The platform is designed to provide a testbed for developers looking to innovate and deploy their own blockchain and can be used as a preparatory network before launching on Polkadot — though many projects opt to stick with Kusama for their final product.
Kusama benefits from a low barrier to entry for deploying parachains, low bond requirements for validators, and is most commonly used by early-stage startups and for experimentation.
Kusama was built by the same team that created Polkadot, a company known as Parity Technologies. Its founder is Dr. Gavin Wood, a world-renowned computer scientist and programmer, who also co-founded Ethereum.
Parity Technologies has an extensive team comprised of some of the world's most successful blockchain engineers, and has over 100 employees in total spread throughout the world.
In addition, Kusama is funded by grants from the Web3 Foundation, which was launched to help "nurture and steward technologies and applications in the fields of decentralised web software protocols." The Web3 foundation also supports Kusama with research and community development thanks to its growth team.
Kusama is unusual among blockchain platforms since it is predominantly built for developers that want to launch bold, ambitious projects, with a fast-evolving pace of development.
It is built on a multichain, heterogeneously-sharded design that uses a nominated proof-of-stake (NPoS) consensus system — an alternative consensus mechanism to the energy intensive proof-of-work (POW) scheme employed by several other blockchains.
This system enables it to perform rapid on-chain upgrades without a fork, and support cross-chain message passing (XCMP) to enable communication with other parachains on the Kusama network.
Like Polkadot, Kusama features on-chain governance capabilities.
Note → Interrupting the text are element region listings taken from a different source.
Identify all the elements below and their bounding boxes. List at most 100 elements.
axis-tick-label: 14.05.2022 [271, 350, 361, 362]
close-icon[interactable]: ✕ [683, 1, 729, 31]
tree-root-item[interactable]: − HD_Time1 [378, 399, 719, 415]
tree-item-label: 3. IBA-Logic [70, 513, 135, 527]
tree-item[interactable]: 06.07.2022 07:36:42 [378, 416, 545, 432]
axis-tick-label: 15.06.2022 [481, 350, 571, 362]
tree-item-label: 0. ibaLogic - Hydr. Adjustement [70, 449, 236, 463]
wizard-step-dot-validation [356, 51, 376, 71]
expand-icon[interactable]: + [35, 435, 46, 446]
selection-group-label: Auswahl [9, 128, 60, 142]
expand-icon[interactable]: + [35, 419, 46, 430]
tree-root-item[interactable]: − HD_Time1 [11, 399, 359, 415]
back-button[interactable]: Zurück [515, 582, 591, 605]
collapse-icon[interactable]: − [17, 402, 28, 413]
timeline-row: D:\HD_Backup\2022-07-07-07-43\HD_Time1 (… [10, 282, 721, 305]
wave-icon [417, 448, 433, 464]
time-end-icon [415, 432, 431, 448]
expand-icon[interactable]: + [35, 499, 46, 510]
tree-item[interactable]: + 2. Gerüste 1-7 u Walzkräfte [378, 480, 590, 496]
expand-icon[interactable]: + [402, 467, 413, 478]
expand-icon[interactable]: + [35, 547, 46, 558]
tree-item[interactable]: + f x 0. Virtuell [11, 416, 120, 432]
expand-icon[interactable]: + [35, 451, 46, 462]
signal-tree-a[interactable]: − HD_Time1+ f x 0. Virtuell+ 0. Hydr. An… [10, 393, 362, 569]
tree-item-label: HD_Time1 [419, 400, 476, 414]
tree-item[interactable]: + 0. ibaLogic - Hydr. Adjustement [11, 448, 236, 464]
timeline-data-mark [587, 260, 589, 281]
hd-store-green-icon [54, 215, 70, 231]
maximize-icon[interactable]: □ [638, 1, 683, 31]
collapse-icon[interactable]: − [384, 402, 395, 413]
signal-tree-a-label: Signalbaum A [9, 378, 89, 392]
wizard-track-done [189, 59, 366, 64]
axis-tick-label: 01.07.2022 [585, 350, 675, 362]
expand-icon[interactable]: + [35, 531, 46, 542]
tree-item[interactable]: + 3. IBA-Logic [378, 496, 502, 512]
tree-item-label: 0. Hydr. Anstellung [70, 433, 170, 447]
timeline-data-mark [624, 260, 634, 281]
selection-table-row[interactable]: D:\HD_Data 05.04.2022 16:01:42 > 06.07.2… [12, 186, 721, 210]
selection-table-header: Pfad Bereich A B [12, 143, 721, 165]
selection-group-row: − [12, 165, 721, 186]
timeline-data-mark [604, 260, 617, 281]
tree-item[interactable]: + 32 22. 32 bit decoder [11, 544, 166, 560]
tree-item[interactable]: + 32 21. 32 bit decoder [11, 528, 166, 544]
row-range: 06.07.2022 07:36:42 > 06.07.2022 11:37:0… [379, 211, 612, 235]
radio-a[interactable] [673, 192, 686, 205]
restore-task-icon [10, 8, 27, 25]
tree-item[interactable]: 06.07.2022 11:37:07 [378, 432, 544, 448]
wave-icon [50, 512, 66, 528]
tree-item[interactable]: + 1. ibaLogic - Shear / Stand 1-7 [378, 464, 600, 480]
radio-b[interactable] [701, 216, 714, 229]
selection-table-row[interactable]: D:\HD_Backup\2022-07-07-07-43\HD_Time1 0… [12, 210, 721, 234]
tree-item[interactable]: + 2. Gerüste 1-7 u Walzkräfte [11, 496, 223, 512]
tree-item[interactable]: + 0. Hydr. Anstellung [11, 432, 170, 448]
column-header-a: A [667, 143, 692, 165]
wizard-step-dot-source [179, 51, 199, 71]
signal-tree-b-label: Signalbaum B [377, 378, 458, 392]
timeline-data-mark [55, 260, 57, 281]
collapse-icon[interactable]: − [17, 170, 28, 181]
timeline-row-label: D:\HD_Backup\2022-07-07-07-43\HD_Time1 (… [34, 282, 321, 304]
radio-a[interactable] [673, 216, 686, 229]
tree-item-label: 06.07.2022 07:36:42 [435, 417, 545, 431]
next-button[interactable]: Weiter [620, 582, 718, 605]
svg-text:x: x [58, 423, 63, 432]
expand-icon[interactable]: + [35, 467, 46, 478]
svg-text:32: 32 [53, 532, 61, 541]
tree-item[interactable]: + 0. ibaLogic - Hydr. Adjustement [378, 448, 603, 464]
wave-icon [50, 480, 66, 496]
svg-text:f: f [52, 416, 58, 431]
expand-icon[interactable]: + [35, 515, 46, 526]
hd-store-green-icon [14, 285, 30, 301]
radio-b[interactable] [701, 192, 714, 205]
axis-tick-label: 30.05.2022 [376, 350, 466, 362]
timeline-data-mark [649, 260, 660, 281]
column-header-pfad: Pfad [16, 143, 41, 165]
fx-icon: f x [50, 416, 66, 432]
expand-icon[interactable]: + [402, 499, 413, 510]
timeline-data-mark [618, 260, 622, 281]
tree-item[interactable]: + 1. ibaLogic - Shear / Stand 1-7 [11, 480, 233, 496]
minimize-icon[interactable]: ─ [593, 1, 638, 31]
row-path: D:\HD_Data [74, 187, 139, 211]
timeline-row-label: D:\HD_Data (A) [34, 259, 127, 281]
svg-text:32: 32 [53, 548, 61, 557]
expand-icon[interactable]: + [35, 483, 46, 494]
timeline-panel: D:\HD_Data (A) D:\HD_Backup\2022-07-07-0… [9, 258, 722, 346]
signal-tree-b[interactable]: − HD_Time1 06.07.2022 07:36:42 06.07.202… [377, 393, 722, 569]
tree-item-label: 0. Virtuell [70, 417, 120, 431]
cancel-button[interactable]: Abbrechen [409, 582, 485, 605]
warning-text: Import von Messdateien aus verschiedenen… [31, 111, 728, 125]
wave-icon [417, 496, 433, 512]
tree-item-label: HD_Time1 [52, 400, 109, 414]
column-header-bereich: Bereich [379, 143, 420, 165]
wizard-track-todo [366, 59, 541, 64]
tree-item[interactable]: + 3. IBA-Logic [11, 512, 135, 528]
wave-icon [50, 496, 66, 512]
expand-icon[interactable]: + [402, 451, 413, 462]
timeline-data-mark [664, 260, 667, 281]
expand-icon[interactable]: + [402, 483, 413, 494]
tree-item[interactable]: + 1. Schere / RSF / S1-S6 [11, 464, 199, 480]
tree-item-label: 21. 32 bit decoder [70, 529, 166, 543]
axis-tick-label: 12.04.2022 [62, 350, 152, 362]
This on-chain governance is both decentralized and permission-less, allowing anybody with Kusama (KSM) tokens or parachain tokens to vote on their respective governance proposals, which might include putative upgrades, changes to the protocol, and feature requests. This on-chain governance procedure is roughly four times faster than that offered by Polkadot, with a combined voting and enactment period of just 15 days — leading to the rapid pace of development for projects built on Kusama.
The project serves projects that want to hit the ground running, launching updates and improvements without the need to implement a fork to do so — thereby ensuring maximum community cohesion.
As of November 2020, Kusama has a circulating supply of 8.47 million tokens, and a total supply of 10 million tokens. Unlike some other blockchains, this maximum supply is not fixed. Instead, it increases at an inflation rate of 10% per year.
The proportion of KSM that are staked changes how the newly minted KSM tokens (from inflation) are distributed. If exactly half of all KSM are staked, then Kusama validators receive 100% of newly minted tokens, whereas if it is above or below 50%, then some of the inflation rewards will go to the Kusama Treasury.
Kusama initially launched as an airdrop to those that participated in Polkadot (DOT) token sale. These were distributed at a 1:1 rate, while those without DOT were able to obtain KSM by using a frictional faucet — this has since been decommissioned. Unlike Polkadot, Kusama has not undergone redenomination to increase its circulating supply.
Kusama is built using a nominated proof-of-stake (NPoS) consensus mechanism.
This uses a network of nominators (KSM stakers) who elect nodes to participate in the transaction validation process. These nominators receive a fraction of the inflation reward if their nominator is selected on the next rotation. Validators that act dishonestly or don't meet performance requirements can have their stake slashed.
Additionally, Kusama uses a simple queuing mechanism based on Merkle trees to resolve cross-chain transactions. Relay chain validators are responsible for moving transactions from the output queue of one parachain to the input queue of the target parachain — this is a secure, trustless process that uses the same validators on each chain to pass the messages.